Kelly went on to argue that quickly settling on cleanups supported by the companies responsible for the pollution is preferable to pursing more aggressive remedies via legal action.

"Rather than spending your time and your money grinding through the court system, under any circumstance it is a much better solution to get everybody on the same page and for everybody to try and get these sites cleaned up," he said.

After that interview, the Federal Deposit Insurance Corp. announced that Kelly had been fined $125,000 and barred from banking because he "engaged or participated in a violation of law or regulation, unsafe or unsound practice, and/or breach of fiduciary duty" (Greenwire, Aug. 28).
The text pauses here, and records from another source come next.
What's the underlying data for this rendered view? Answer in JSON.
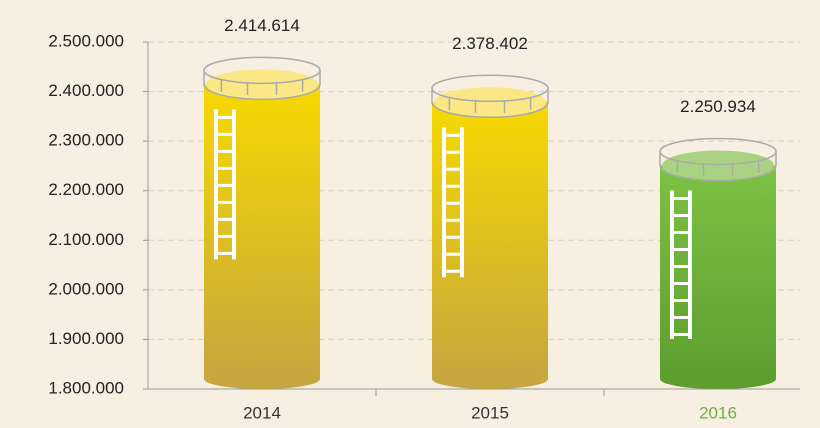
{
  "chart_data": {
    "type": "bar",
    "categories": [
      "2014",
      "2015",
      "2016"
    ],
    "values": [
      2414614,
      2378402,
      2250934
    ],
    "value_labels": [
      "2.414.614",
      "2.378.402",
      "2.250.934"
    ],
    "colors": [
      "#f6d900",
      "#f6d900",
      "#7cc243"
    ],
    "shade_colors": [
      "#c6a63f",
      "#c6a63f",
      "#5c9f2f"
    ],
    "cap_colors": [
      "#fbe785",
      "#fbe785",
      "#a9d383"
    ],
    "category_colors": [
      "#333333",
      "#333333",
      "#6db33f"
    ],
    "ylim": [
      1800000,
      2500000
    ],
    "yticks": [
      {
        "value": 1800000,
        "label": "1.800.000"
      },
      {
        "value": 1900000,
        "label": "1.900.000"
      },
      {
        "value": 2000000,
        "label": "2.000.000"
      },
      {
        "value": 2100000,
        "label": "2.100.000"
      },
      {
        "value": 2200000,
        "label": "2.200.000"
      },
      {
        "value": 2300000,
        "label": "2.300.000"
      },
      {
        "value": 2400000,
        "label": "2.400.000"
      },
      {
        "value": 2500000,
        "label": "2.500.000"
      }
    ],
    "grid": true
  }
}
While former Pitman council member Stuart — who fought EPA before eventually working with the agency on the dump cleanup — has questions about Pruitt’s Superfund efforts, he’s reserving judgment.

"Is it just going to be shifting sites off the list and reducing numbers in a pretty bureaucratic way, and not address the real issues?" he asked. "The verdict’s out."

End in sight

In the meantime, EPA’s effort to remove the Lipari Landfill from the Superfund list continues apace.

The agency stopped flushing and treating water from the site in May 2008 after levels of most contaminants dropped to the point where it was no longer economical to keep cycling water. Since then, EPA has been piping air into the dump and cleaning out the harmful chemical vapors that come back.

U.S. Army Corps of Engineers contractor Randy Caccesse. Photo credit: Corbin Hiar/E&E News
U.S. Army Corps of Engineers contractor Randy Caccesse takes an air sample from the landfill’s soil vapor extraction system. | Corbin Hiar/E&E News

"EPA’s cleanup strategy appears to be working," the Army Corps of Engineers concluded in its latest annual review of the Superfund site. "Most of the [contaminants of concern] have met their respective cleanup levels in the containment system groundwater samples except for BCEE and benzene."

By the end of 2015, the process had removed a total of more than 473,600 pounds of toxic metals and carcinogenic chemicals, the Army Corps review estimated.

And the most visible sign of the landfill contamination, Alcyon Lake, has been clean for years. Signs warning that its water, fish and sediment were "contaminated with cancer causing chemicals" came down in 1995 after the dredging was complete. The lakeshore where EPA cleaned the contaminated soil is now home to playgrounds, picnic areas and ballfields.

"I don’t know of any current residents who are overly concerned" about the Superfund site, Pitman Councilwoman Debra Higbee said in August. She spoke with E&E News in the windowless basement meeting room of the borough library, where a copy of EPA’s 100-volume record of the dump cleanup selection process gathers dust.

The only calls about the landfill the council seems to get these days are from prospective homebuyers who are nervous about the troubling headlines the dump has produced over the years, Higbee said.

Borough officials now tell folks "it’s being handled," she said. "It doesn’t really seem to hold anyone back from moving here."

If all continues to go according to the federal plan, EPA’s Mugdan said, the nearly cleaned Lipari Landfill will finally shed its Superfund label in a "reasonable number of additional years."